Western Bypass plans
Photo source/credit: PeakTraffic.org

Instead, LUTRAQ presented new assumptions that were tested by careful analysis of market and demographic trends. The result was the LUTRAQ alternative, a different plan for land use and transportation that was added to ODOT’s environmental impact statement process for the Western Bypass and, ultimately, adopted as part of the region’s vision for the future.

“They had real credibility when they were done,” O’Reilly remembered. 

When the State of Oregon rolled out its new land use guidelines and growth management rules, many of the specifics had yet to be ironed out. Additionally, the changes didn’t always roll downhill, meaning local officials were studying areas (like farmlands where they might put freeways) without new, comprehensive guidelines to match the rules. 

LUTRAQ brought with it the kinds of design strategies that we now embrace today, like transit-oriented development (TOD). Instead of using the same approaches — highways — to meet new goals, lawmakers and transportation authorities would have to come up with different plans and different modeling as well.

Again, from the report:

The analysis showed that, at the end of 20 years, the LUTRAQ alternative had the potential to be superior to the “Highways Only” option on all key criteria used in the evaluation:

  • 22.5 percent fewer work trips made in single-occupant vehicles
  • 27 percent more trips made on transit and by walking and biking
  • 18 percent less highway congestion with 10.7 percent fewer hours of vehicle travel during the afternoon rush hour

Numbers like this — as well as the innovative approach to urban planning and land use surveying — were hard to fight. And as the 1980s gave way to the 90s, environmental activism in Oregon flourished. Support for the project continued to wane as advocates presented more and more alternatives, like rapid transit and walkable community construction. 
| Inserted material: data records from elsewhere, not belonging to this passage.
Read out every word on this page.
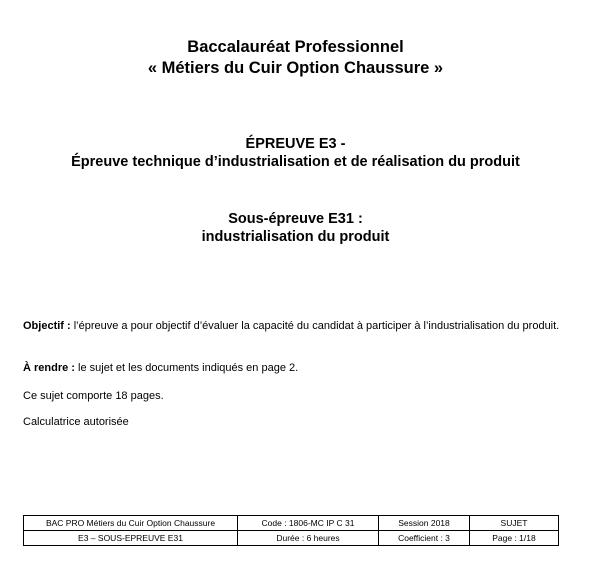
Baccalauréat Professionnel
« Métiers du Cuir Option Chaussure »
ÉPREUVE E3 -
Épreuve technique d’industrialisation et de réalisation du produit
Sous-épreuve E31 :
industrialisation du produit
Objectif : l’épreuve a pour objectif d’évaluer la capacité du candidat à participer à l’industrialisation du produit.
À rendre : le sujet et les documents indiqués en page 2.
Ce sujet comporte 18 pages.
Calculatrice autorisée
BAC PRO Métiers du Cuir Option Chaussure	Code : 1806-MC IP C 31	Session 2018	SUJET
E3 – SOUS-EPREUVE E31	Durée : 6 heures	Coefficient : 3	Page : 1/18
Eventually, the plan was quietly axed from the State’s broader transportation future. And while the Western Bypass is a faint memory for those who fought against it, its ghost still haunts the region. Aspects of the Bypass — like an additional bridge spanning the Columbia River — remain open questions. 

“The third crossing is still an issue,” O’Reilly explained. “People who know transportation know that you’ve got to build it right next to your old bridge…otherwise you just create more traffic than you resolve. Anything you build, you’ll fill.”

The battle over the Western Bypass may not have ended Portland’s freeway fights for good — there are still activists across the Rose City who are creating and presenting better, more walkable futures — but it did create a new tool to help these current advocates continue the important work started long before they were born.